Tuesday, May 31, 2011

While the world sleeps

I find in the late evening I read. I read when I am alone with my thoughts and I don't like the thinking. I read when my husband works late and I don't have the security of his presence beside me. And I read when I find a book that can stimulate my failing memory and captivate my attention. Therefore, a good book can wile away otherwise hollow hours.

If you pick this up expecting an ordinary book, you will find it very disappointing. It reads like a housewife's private journal written in poetry. There is depth to her gifted pen, but you have to get past the lack of clarity. In the last chapter her analogies went too far and felt uncomfortable. However, the rest of the book stimulated me to savor the messy moments and mundane chores in communion with God like Brother Lawrence did in his book, The Practice of the Presence of God.

The fanciful title is perfect for this transparent and unique account. The author relates her childhood with almost unattachment so there is no self-pity or what-if. She writes with deep tenderness about her quirky parents and their obsessive behavior and how it shaped her youth. I loved that she is never a victim of her parent's folly and chose to love them unconditionally. I loved how her parents refused to go on Welfare and passed on dignity and commitment to each other. It is truly a endearing read even though it has some sordid parts.

A good, clean crisp mystery with an enchanting writing style set in 1950s England. For the chemists out there, they can verify the formulas and get ideas from the precocious heroine on poisons. Use them only on the slugs in your garden and the bats in your belfry, and mum is the word.

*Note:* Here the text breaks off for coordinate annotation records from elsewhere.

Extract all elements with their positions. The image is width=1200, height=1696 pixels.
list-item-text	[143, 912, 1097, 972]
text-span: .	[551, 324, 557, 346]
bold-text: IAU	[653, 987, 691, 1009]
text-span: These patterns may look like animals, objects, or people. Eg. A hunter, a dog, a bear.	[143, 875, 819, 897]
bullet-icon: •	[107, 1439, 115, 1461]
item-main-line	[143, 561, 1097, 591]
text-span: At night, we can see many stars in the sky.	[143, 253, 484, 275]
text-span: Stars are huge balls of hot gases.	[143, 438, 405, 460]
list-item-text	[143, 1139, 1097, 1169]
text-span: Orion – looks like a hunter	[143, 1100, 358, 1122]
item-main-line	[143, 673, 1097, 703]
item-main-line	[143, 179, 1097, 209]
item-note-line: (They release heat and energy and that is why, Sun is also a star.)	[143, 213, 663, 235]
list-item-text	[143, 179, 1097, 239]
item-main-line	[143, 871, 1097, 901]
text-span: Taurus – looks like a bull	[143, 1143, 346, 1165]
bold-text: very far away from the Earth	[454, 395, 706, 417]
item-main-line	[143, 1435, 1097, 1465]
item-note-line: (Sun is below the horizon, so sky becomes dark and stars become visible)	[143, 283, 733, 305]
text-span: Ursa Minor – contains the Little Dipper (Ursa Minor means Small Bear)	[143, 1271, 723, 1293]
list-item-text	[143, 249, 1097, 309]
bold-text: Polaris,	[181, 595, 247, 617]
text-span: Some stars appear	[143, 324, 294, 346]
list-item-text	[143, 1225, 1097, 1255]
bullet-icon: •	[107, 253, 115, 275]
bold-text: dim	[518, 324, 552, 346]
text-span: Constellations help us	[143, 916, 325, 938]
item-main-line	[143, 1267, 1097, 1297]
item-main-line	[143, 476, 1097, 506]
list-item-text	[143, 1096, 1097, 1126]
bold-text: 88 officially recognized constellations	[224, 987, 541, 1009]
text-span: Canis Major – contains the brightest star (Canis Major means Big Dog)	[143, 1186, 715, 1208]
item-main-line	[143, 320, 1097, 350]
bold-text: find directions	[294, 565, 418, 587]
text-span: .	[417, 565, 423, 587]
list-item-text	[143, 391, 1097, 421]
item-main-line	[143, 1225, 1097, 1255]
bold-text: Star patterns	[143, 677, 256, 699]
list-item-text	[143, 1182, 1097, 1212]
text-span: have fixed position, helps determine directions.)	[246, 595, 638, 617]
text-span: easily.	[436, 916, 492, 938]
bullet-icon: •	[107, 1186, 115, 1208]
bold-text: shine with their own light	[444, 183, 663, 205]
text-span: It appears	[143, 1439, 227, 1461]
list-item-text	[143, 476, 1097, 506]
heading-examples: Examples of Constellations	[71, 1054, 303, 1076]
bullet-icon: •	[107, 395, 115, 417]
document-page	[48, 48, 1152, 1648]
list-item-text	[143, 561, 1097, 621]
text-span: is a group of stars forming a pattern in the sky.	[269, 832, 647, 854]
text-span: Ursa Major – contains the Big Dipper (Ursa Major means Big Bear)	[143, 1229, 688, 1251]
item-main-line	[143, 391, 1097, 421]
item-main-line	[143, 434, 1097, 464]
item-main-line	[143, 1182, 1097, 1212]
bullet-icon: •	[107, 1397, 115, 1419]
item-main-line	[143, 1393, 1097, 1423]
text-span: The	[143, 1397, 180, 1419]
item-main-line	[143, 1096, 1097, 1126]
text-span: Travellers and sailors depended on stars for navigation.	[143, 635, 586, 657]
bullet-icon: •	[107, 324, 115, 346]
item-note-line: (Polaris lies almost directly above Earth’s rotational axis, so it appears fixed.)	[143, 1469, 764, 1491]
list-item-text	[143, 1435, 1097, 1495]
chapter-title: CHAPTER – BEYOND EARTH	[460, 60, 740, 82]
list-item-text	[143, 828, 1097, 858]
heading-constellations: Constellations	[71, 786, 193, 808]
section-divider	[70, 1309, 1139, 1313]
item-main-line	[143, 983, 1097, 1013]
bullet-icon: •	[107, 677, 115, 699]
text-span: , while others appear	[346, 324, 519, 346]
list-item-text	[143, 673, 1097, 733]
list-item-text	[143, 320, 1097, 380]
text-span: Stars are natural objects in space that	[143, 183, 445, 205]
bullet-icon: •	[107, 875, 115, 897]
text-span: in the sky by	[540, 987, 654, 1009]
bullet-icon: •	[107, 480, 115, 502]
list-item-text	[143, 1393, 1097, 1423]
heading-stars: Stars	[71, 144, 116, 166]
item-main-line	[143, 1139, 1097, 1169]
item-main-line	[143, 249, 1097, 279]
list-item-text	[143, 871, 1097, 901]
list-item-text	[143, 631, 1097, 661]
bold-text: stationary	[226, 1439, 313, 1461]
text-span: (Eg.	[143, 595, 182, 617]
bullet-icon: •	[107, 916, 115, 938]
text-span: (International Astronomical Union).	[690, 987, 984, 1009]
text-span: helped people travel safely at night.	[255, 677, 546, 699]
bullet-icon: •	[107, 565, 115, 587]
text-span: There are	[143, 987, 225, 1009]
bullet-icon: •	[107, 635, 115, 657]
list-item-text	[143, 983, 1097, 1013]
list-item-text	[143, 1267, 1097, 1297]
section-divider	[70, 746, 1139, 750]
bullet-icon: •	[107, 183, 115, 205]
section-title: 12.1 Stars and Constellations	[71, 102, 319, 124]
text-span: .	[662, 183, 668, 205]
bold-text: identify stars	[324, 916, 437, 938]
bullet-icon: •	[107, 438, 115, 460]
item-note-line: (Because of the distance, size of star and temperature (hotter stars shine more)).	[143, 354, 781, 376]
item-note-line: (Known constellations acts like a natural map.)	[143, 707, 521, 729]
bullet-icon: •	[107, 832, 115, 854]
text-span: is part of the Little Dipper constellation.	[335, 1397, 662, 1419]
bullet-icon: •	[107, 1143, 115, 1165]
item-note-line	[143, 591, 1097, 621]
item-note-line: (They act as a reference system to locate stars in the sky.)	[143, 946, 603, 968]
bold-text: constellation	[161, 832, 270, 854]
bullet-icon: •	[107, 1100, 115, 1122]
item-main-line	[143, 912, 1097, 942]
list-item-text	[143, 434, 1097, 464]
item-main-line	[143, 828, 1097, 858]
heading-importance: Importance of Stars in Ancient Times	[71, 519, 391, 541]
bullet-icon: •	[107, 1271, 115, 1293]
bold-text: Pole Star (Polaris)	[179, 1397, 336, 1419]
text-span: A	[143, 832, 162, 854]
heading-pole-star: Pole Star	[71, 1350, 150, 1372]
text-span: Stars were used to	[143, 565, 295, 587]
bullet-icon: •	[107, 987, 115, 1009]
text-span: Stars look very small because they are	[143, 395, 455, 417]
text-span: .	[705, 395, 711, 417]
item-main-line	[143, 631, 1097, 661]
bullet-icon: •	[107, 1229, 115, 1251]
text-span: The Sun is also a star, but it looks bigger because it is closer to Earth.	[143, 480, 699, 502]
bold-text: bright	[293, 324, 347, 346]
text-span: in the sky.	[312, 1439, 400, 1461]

Church history is easy to glean from this series. I hope to have Alex read these this summer so he can gain perspective on the course of Christianity. After reading this, I think the church is still under attack, but in America most of it is internal. The wide acceptance of universalism, comfort Christianity and substitution of Christ's once-for-all sufficient sacrifice are more deadly than Nero's beheadings. Those ancient believers were being obedient to Jesus' words, "If anyone would come after me, he must deny himself and take up his cross daily and follow me." They stand resurrected with Jesus. The modern church is teetering on the grave. May I have the wisdom to teach the tenants of Christianity to my children and may they have the good fortune to see their children walk in them.